I had an extraordinarily difficult time finding a place (either streaming or in theaters) to watch this movie and, frankly, I was a little confused. Now, having seen it at a packed screening at 7pm on a Friday in February, I understand why: In a live Q&A, director Nisha Pahuja explained that she doesn’t want to use the film’s participants nor to their stories to sell tickets or promote the project (and in fact, the film itself begins by asking viewers not to post identifiable photographs of Kiran). Living in an age where you can watch almost anything at any time, there’s something quite radical about that approach. kill a tiger is a film with a mission and asks its viewers to take responsibility for being thoughtful members of their world.

The film was recently acquired by Netflix and will air this weekend, just in time for the Oscars. We will see if Pahuja’s requests to maintain Kiran’s privacy will be respected now that the documentary will be on the world’s largest streaming service.

Available on Netflix Friday or free streaming via the National Film Board of Canada

The eternal memory

Chilean journalist Augusto Góngora and his partner, Paulina Urrutia (Pauli), navigate their Alzheimer’s together. Góngora made his name covering the dictatorship of General Augusto Pinochet, and the film cuts between the past and present, interspersed with home videos and footage from his decades-long career. There is a strange poetry in seeing a man who spent his life preserving Chile’s national memory lose his own. If this were fiction, it would be too direct.

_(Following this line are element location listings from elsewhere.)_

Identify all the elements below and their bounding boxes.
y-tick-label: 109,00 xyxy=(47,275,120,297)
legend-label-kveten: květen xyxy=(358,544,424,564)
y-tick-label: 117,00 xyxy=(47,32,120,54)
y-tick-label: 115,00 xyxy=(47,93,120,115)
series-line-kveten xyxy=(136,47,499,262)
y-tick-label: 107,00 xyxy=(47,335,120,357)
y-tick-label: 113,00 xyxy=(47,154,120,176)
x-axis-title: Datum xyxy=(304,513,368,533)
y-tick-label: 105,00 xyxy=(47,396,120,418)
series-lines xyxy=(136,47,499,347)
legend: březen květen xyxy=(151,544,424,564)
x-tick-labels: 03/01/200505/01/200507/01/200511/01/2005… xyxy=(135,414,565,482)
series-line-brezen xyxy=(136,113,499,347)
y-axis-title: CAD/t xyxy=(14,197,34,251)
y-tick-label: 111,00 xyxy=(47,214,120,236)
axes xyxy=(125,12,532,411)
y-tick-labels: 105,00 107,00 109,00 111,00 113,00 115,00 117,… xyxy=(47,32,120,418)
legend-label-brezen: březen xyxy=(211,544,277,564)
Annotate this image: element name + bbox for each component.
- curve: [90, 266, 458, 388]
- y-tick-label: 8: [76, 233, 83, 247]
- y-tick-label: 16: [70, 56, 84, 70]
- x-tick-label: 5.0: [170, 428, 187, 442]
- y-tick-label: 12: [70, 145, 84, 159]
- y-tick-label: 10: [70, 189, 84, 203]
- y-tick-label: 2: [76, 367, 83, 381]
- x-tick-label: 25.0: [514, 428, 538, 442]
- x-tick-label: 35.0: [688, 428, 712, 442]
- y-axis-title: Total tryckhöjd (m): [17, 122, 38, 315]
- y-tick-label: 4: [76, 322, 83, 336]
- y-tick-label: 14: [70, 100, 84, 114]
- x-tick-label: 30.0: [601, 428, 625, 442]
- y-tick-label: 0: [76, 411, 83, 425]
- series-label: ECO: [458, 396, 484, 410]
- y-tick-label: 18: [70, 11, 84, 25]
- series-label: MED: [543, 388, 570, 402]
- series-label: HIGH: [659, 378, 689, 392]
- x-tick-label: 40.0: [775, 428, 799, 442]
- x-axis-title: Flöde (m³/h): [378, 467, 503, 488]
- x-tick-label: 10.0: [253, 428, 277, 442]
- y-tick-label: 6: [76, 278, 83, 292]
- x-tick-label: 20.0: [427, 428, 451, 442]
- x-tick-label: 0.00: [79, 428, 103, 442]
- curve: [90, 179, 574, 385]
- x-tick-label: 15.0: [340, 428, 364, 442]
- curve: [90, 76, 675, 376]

The eternal memory It is interesting to consider it together with the preselected american symphony: Musician Jon Batiste composing an orchestral piece while his wife (author and writer Suleika Jaouad) undergoes cancer treatment.. Both films are love stories that allow the viewer to enter the private world of a couple trying to balance illness with creative practice. In The Eternal Memory, Pauli is a working actress who juggles her caring responsibilities and takes Augusto to rehearse with her. In different people’s hands, Augusto’s Alzheimer’s could make for a much darker film, and although The eternal memory It doesn’t shy away from the weight of their illness, it’s a film that is still full of joy and light, with Augusto and Pauli dancing, singing and filming their way through difficult things.